Methods: Spherical particles dispersed in an aqueous media approach within an oily phase (oleic acid, Kolliphor RH40, and dipropylene glycol) were used to formulate DAS-NE using high-energy methods. Different formulas were developed and an appropriate formula was analyzed to identify its physicochemical properties. Raw DAS and nonformula cytotoxicity were evaluated through MTT assay against three cancer cell lines, MCF7 (human breast adenocarcinoma), HT29, and SW480 (human colorectal carcinomas), in addition to MRC5 (Normal human fetal lung fibroblast).

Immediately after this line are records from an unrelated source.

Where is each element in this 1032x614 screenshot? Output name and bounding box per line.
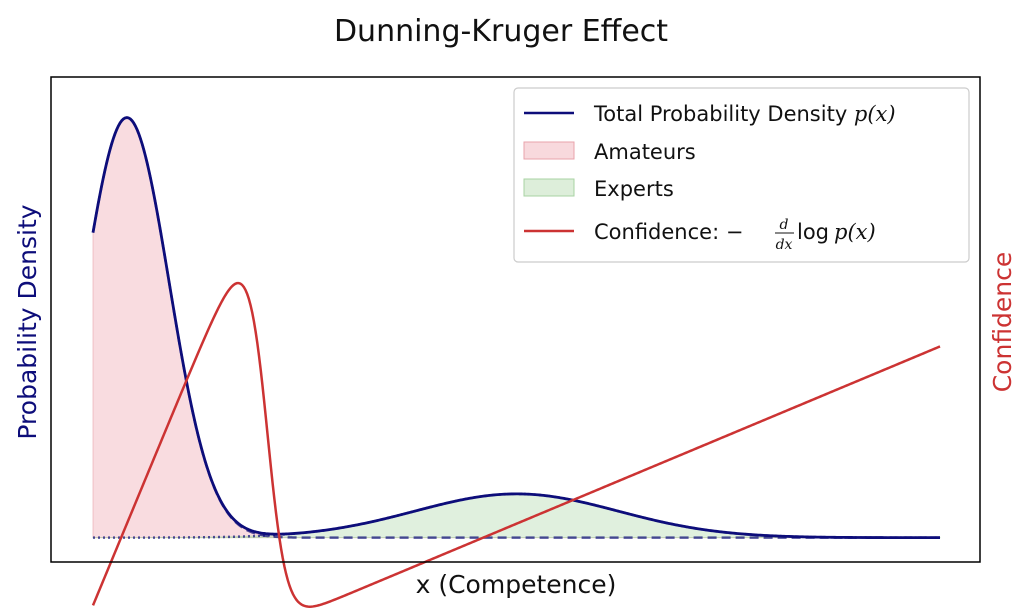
legend-amateurs-label: Amateurs <box>594 140 696 164</box>
legend-experts-swatch <box>523 178 575 197</box>
legend-confidence-frac-den: dx <box>776 237 793 253</box>
x-axis-label: x (Competence) <box>416 570 617 599</box>
lines-layer <box>91 116 941 608</box>
legend-confidence-log: log <box>797 220 829 244</box>
y-axis-label-left: Probability Density <box>13 204 42 439</box>
legend-confidence-tail: log p(x) <box>797 220 876 244</box>
legend-density-label: Total Probability Density p(x) <box>593 102 896 126</box>
legend-confidence-label: Confidence: − <box>594 220 743 244</box>
legend-density-text: Total Probability Density <box>593 102 854 126</box>
chart-title: Dunning-Kruger Effect <box>334 14 668 49</box>
legend-box <box>513 87 970 263</box>
confidence-line <box>91 281 941 608</box>
legend-confidence-math: p(x) <box>834 220 876 244</box>
plot-frame <box>50 76 981 563</box>
legend-density-math: p(x) <box>854 102 896 126</box>
legend-experts-label: Experts <box>594 177 674 201</box>
y-axis-label-right: Confidence <box>988 252 1017 393</box>
legend: Total Probability Density p(x) Amateurs … <box>513 87 970 263</box>
total-density-line <box>91 116 940 540</box>
experts-component-line <box>93 492 940 539</box>
legend-confidence-text: Confidence: − <box>594 220 743 244</box>
legend-amateurs-swatch <box>523 141 575 160</box>
legend-confidence-frac-num: d <box>780 217 789 233</box>
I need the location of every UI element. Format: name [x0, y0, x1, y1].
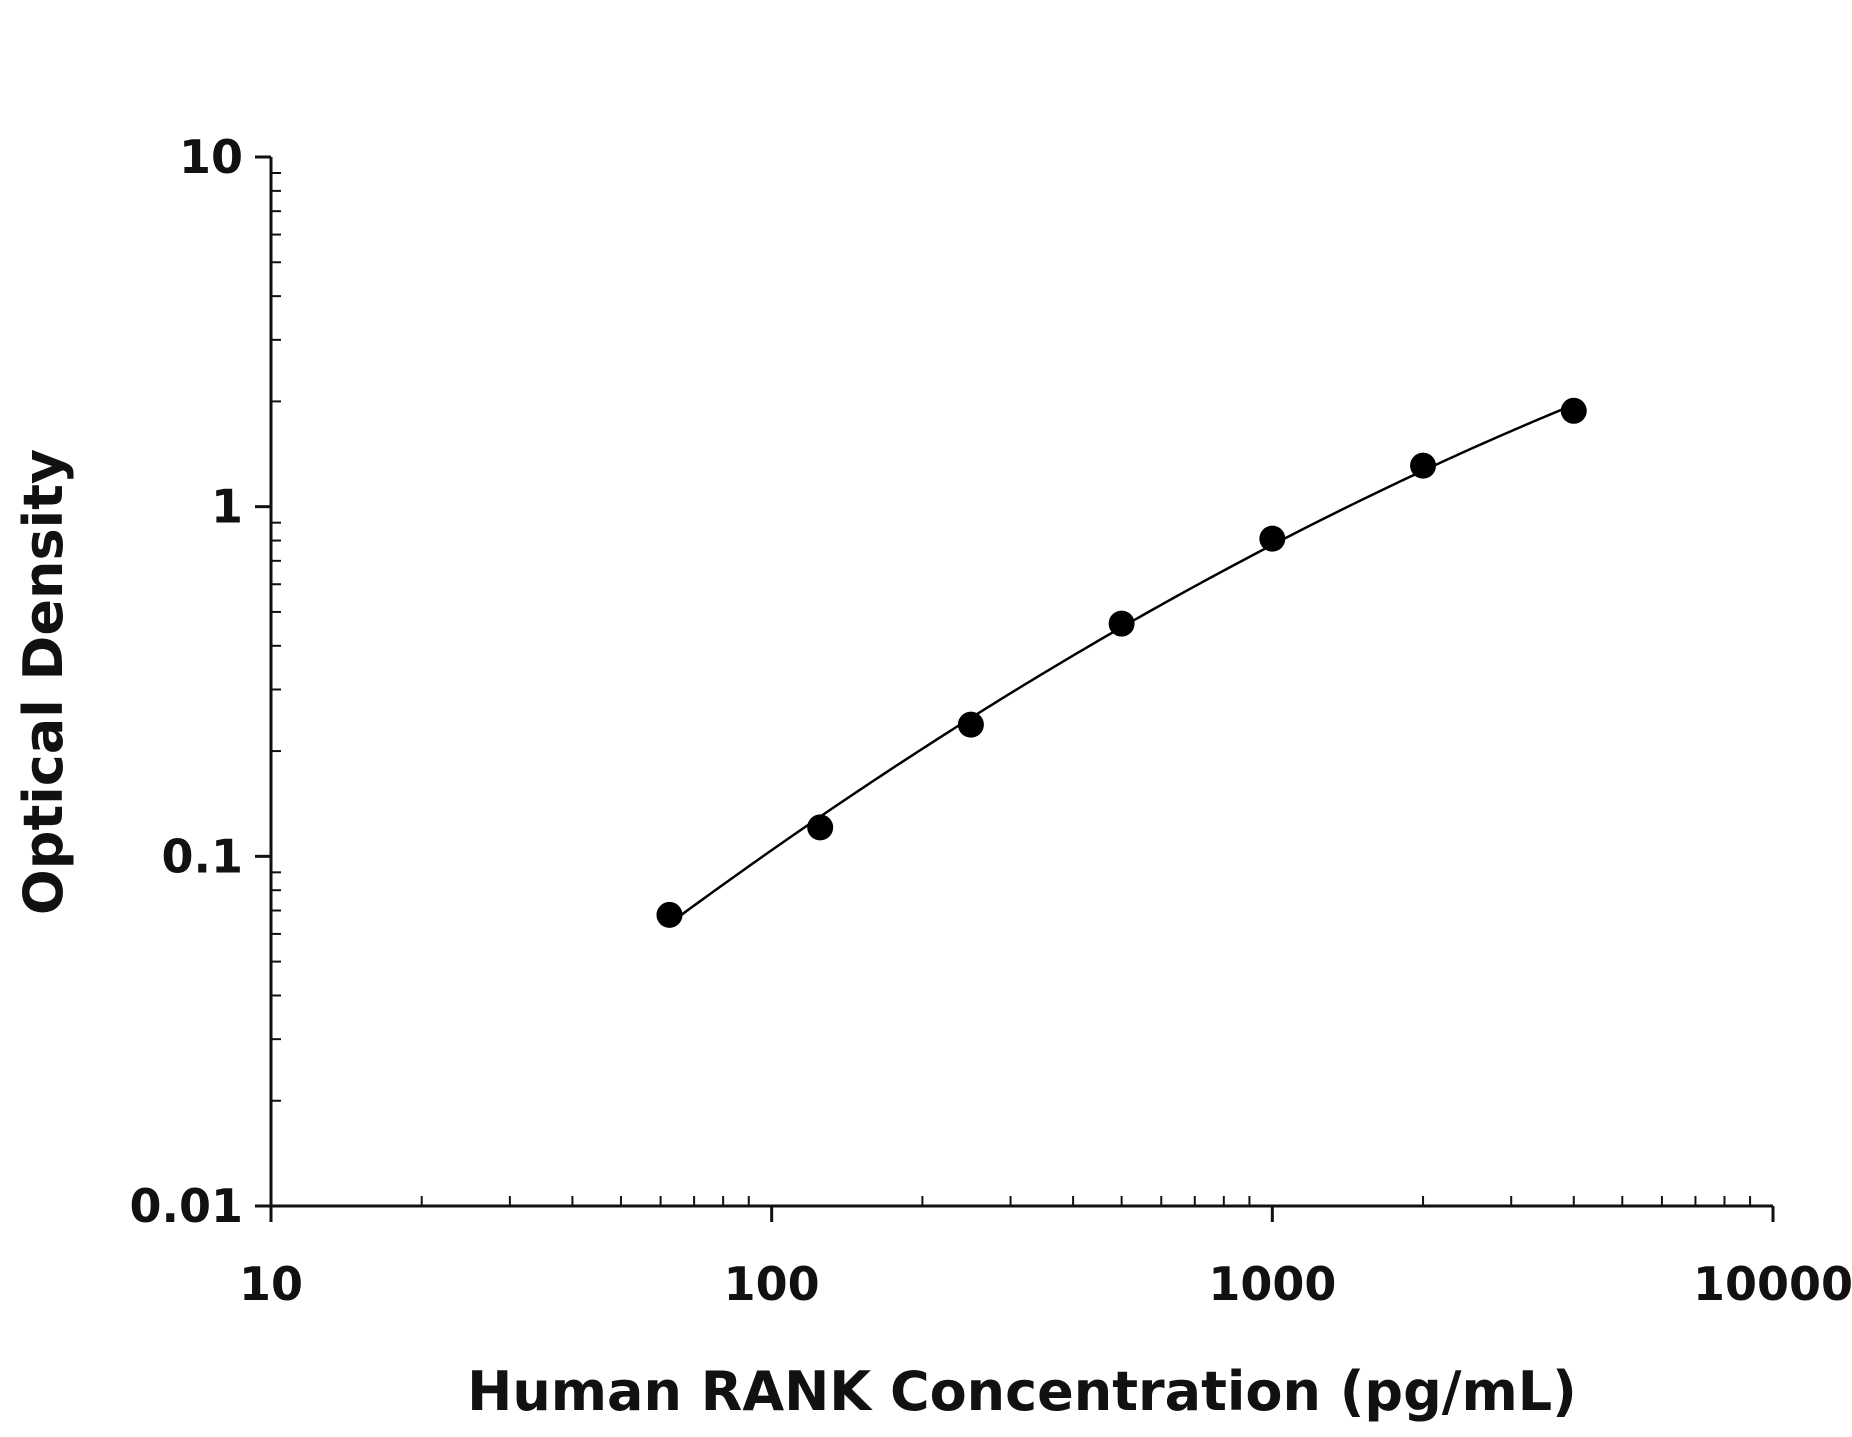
x-axis-title: Human RANK Concentration (pg/mL)	[467, 1360, 1577, 1423]
fit-curve-layer	[669, 405, 1573, 924]
data-point	[1109, 611, 1135, 637]
fit-curve	[669, 405, 1573, 924]
y-tick-label: 0.01	[130, 1179, 244, 1233]
x-tick-label: 10	[239, 1257, 303, 1311]
data-point	[807, 814, 833, 840]
y-tick-label: 0.1	[162, 829, 244, 883]
x-tick-label: 1000	[1208, 1257, 1336, 1311]
data-point	[656, 902, 682, 928]
y-tick-label: 1	[211, 480, 243, 534]
data-point	[1410, 453, 1436, 479]
data-point	[958, 712, 984, 738]
x-tick-label: 100	[724, 1257, 820, 1311]
y-tick-label: 10	[179, 130, 243, 184]
x-tick-label: 10000	[1693, 1257, 1852, 1311]
data-points	[656, 398, 1586, 928]
y-axis-title: Optical Density	[12, 449, 75, 915]
data-point	[1561, 398, 1587, 424]
data-point	[1259, 526, 1285, 552]
axes: 0.01 0.1 1 10 10 100 1000 10000	[130, 130, 1852, 1311]
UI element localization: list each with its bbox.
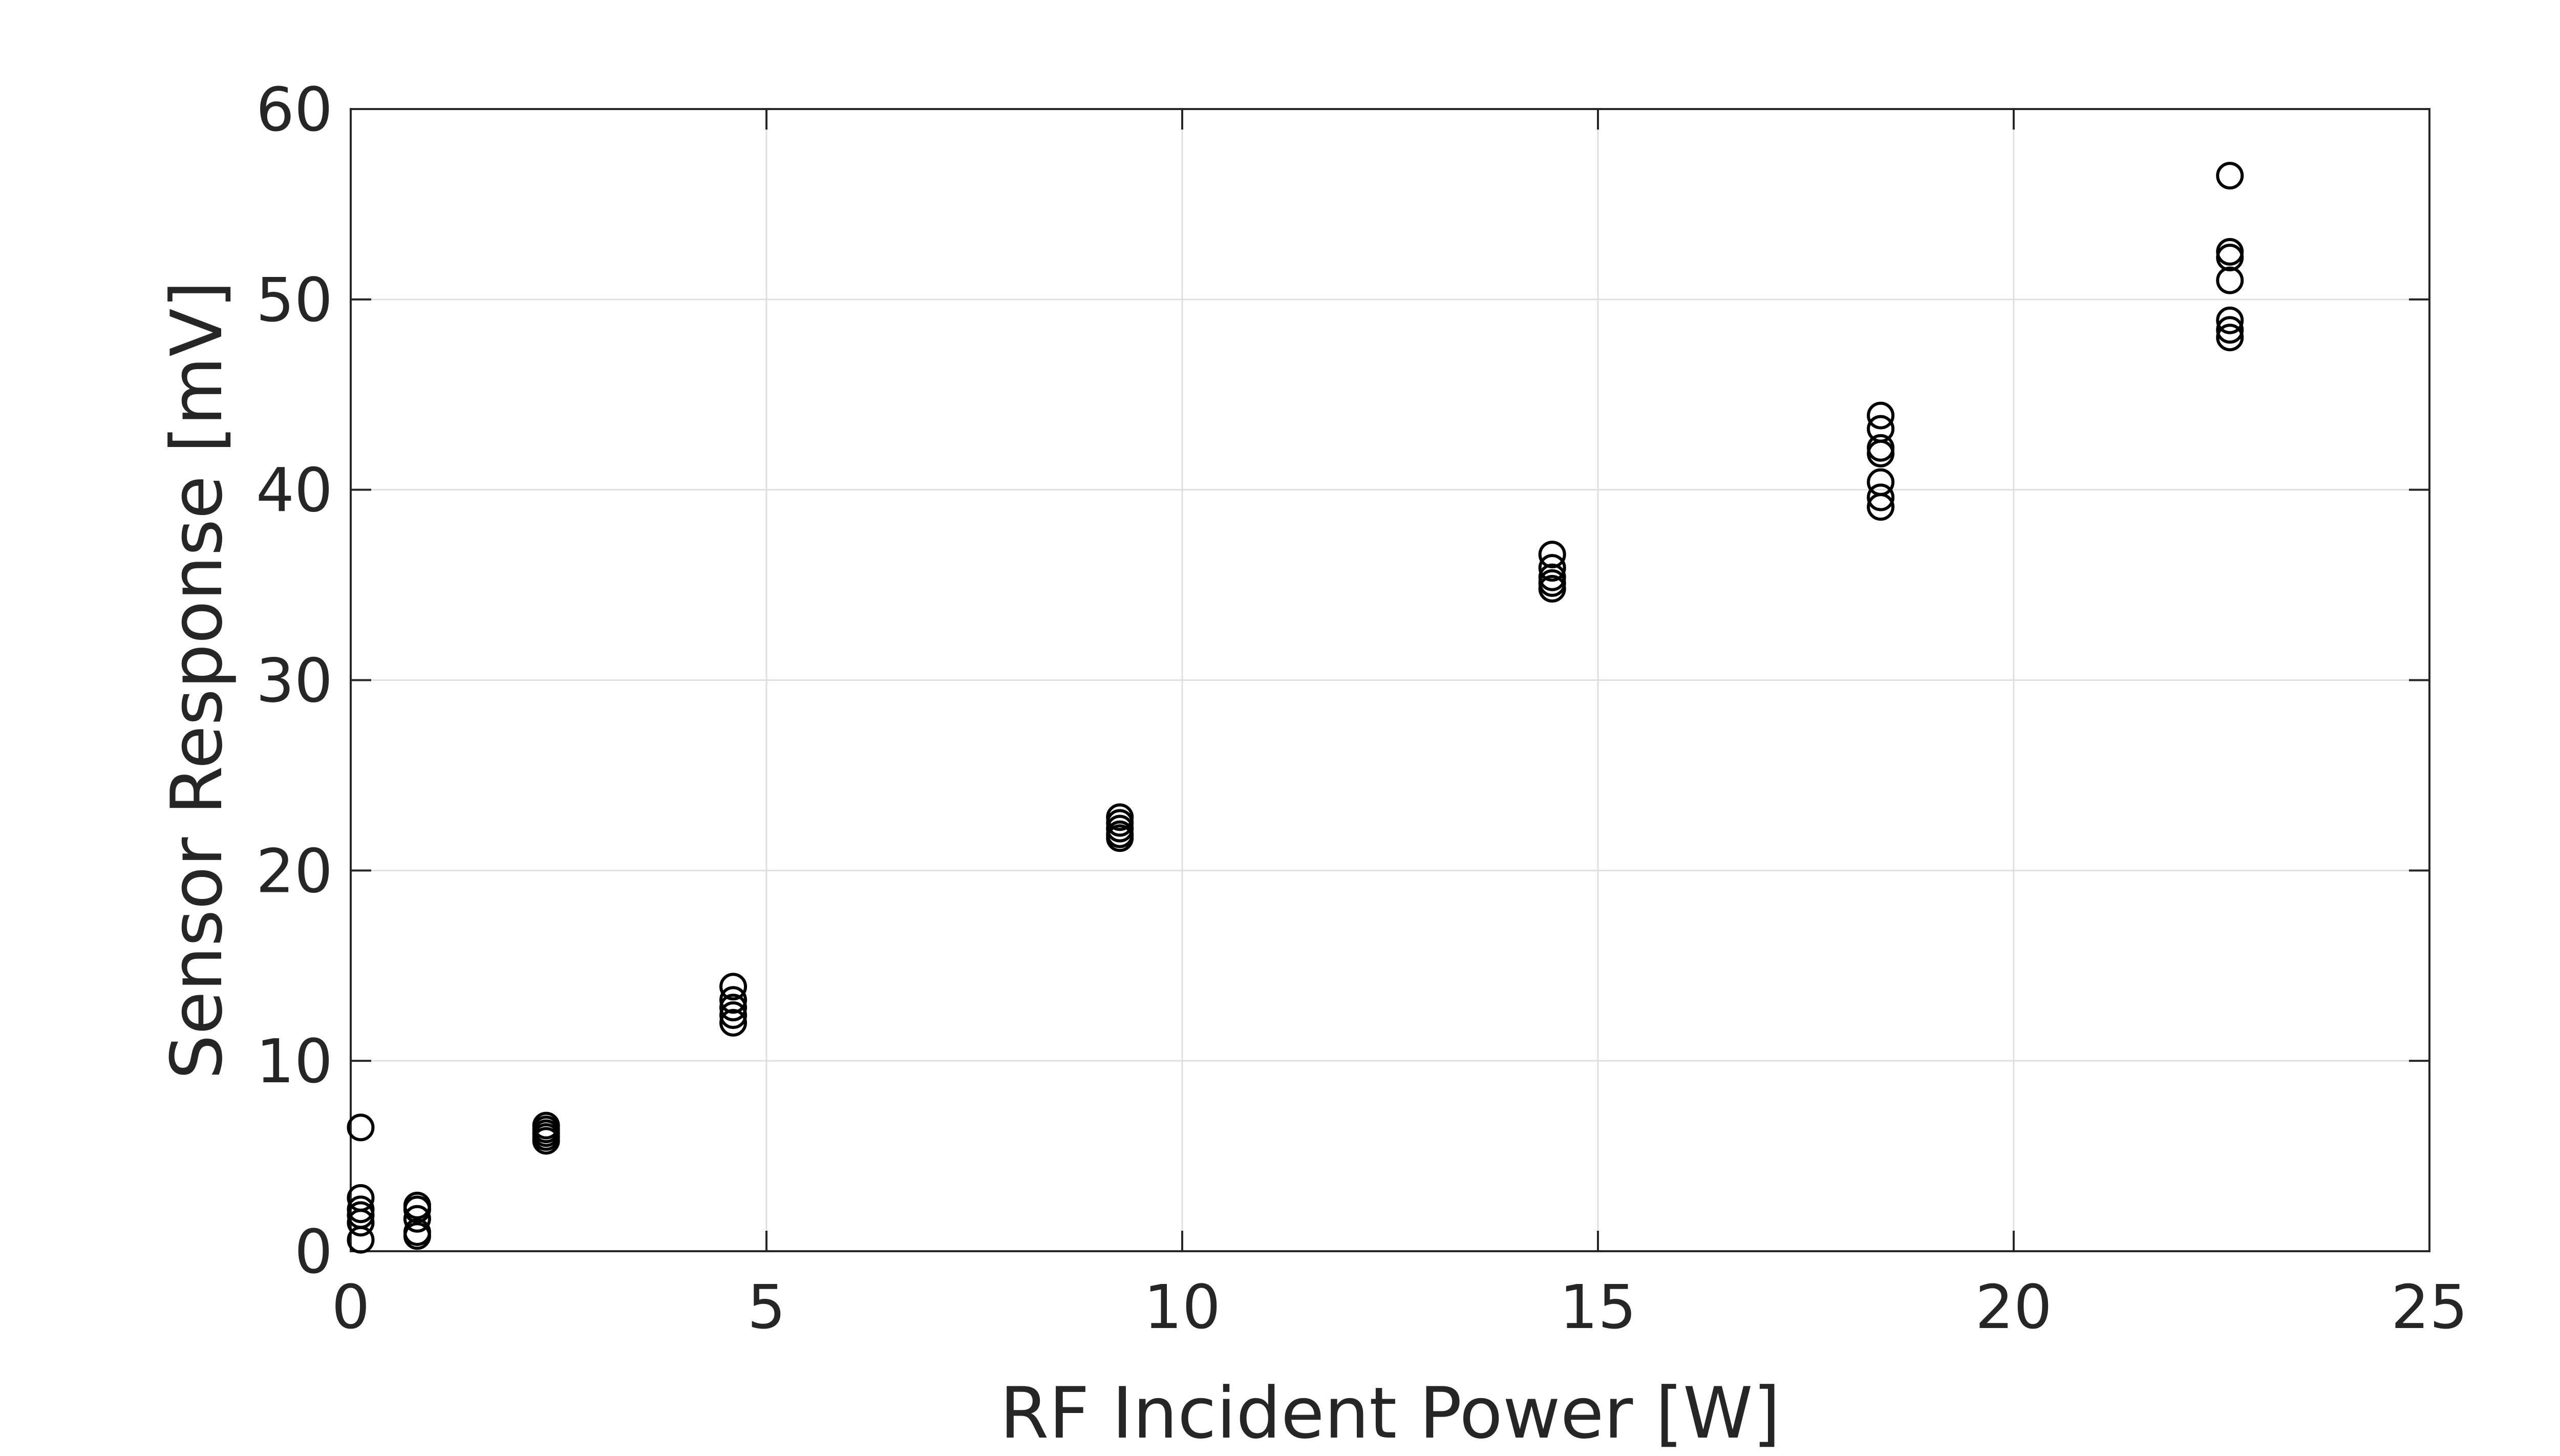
data-point	[2216, 316, 2244, 344]
y-axis-label: Sensor Response [mV]	[156, 281, 238, 1079]
data-point	[1538, 554, 1566, 582]
data-point	[1538, 541, 1566, 569]
data-point	[1867, 493, 1895, 521]
x-tick-label: 20	[1975, 1272, 2052, 1342]
data-point	[1867, 440, 1895, 468]
data-point	[2216, 324, 2244, 352]
x-tick-label: 10	[1144, 1272, 1221, 1342]
data-point	[403, 1195, 431, 1224]
x-tick-label: 5	[747, 1272, 785, 1342]
y-tick-labels: 0 10 20 30 40 50 60	[256, 74, 333, 1287]
y-tick-label: 40	[256, 455, 333, 526]
y-tick-label: 20	[256, 836, 333, 906]
data-point	[719, 994, 748, 1022]
data-point	[2216, 162, 2244, 190]
x-tick-label: 15	[1560, 1272, 1636, 1342]
plot-frame	[350, 108, 2430, 1252]
x-tick-labels: 0 5 10 15 20 25	[331, 1272, 2468, 1342]
x-tick-label: 25	[2391, 1272, 2468, 1342]
y-tick-label: 10	[256, 1026, 333, 1097]
data-point	[347, 1114, 375, 1142]
y-tick-label: 60	[256, 74, 333, 145]
data-point	[347, 1209, 375, 1237]
y-tick-label: 0	[294, 1216, 333, 1287]
data-point	[719, 1001, 748, 1029]
data-point	[1867, 401, 1895, 430]
data-point	[2216, 238, 2244, 266]
data-point	[1867, 483, 1895, 511]
data-point	[1538, 569, 1566, 597]
y-tick-label: 30	[256, 646, 333, 716]
data-point	[2216, 266, 2244, 294]
x-axis-label: RF Incident Power [W]	[1000, 1372, 1781, 1454]
data-point	[1538, 575, 1566, 603]
x-tick-label: 0	[331, 1272, 370, 1342]
data-point	[719, 1009, 748, 1037]
grid-lines	[350, 108, 2430, 1252]
data-point	[403, 1222, 431, 1250]
data-points	[347, 162, 2244, 1254]
data-point	[347, 1226, 375, 1254]
data-point	[2216, 244, 2244, 272]
data-point	[532, 1127, 560, 1155]
data-point	[2216, 306, 2244, 334]
y-tick-label: 50	[256, 265, 333, 335]
data-point	[719, 986, 748, 1014]
data-point	[1867, 434, 1895, 462]
data-point	[403, 1205, 431, 1233]
data-point	[1106, 824, 1134, 852]
data-point	[719, 973, 748, 1001]
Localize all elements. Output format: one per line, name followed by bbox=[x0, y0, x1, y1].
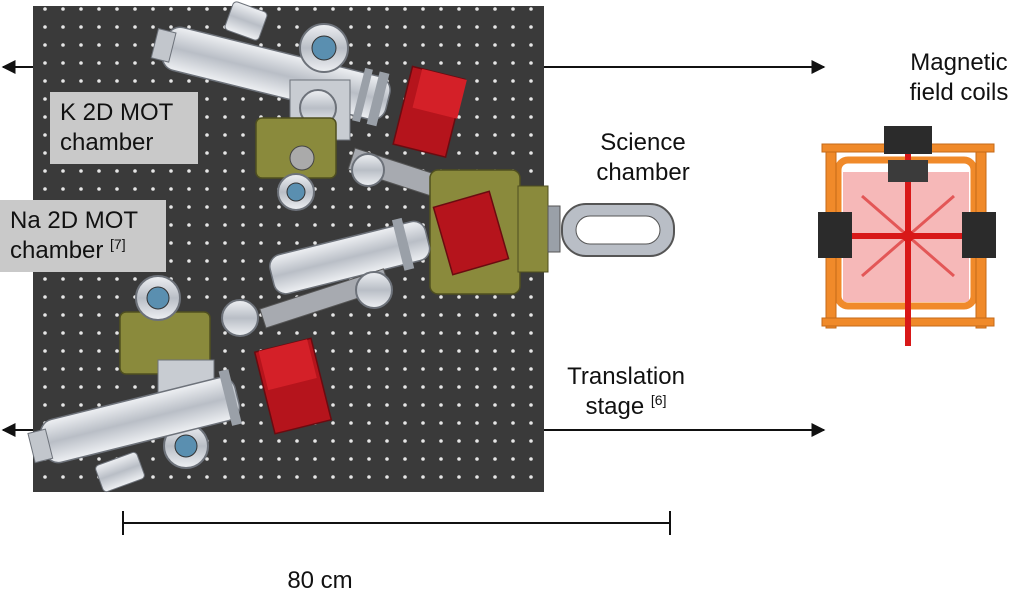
na-mot-chamber-label: Na 2D MOT chamber [7] bbox=[0, 200, 166, 272]
science-chamber-label: Science chamber bbox=[596, 129, 690, 186]
k-mot-chamber-label: K 2D MOT chamber bbox=[50, 92, 198, 164]
magnetic-field-coils bbox=[818, 126, 996, 346]
na-mot-reference: [7] bbox=[110, 236, 126, 252]
k-mot-assembly bbox=[150, 1, 467, 211]
translation-stage-reference: [6] bbox=[650, 392, 667, 408]
na-mot-assembly bbox=[27, 217, 431, 493]
scale-bar-label: 80 cm bbox=[287, 567, 353, 594]
translation-stage-label: Translation stage [6] bbox=[567, 363, 685, 420]
magnetic-field-coils-label: Magnetic field coils bbox=[909, 49, 1009, 106]
translation-rails bbox=[1, 60, 826, 437]
science-chamber-assembly bbox=[429, 169, 675, 295]
scale-bar bbox=[122, 511, 671, 535]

Results: Different DAS-NEs (1-7) have been developed successfully. Formulas had a droplet size of a diameter ranging from 84.167 ± 10.178 nm to 273.433 ± 45.267 nm. The drug content of the appropriate formula (DAS-NE3) was found to be 83.2%. The drug release result of DAS-NE3 when compared to raw DAS was about 58%, falling to 13% after 24 h. The DAS-NE3 showed cytotoxicity against the three cancer cells below 26.11 μM but showed 30-fold significantly increased selectivity against MRC5 normal cells compared to that of raw DAS.
Conclusion: This study shows that the DAS-NE3 formula may provide a potentially effective and sustained drug delivery for cancer treatment. This provides valuable information to the scientific community and the pharmaceutical industry.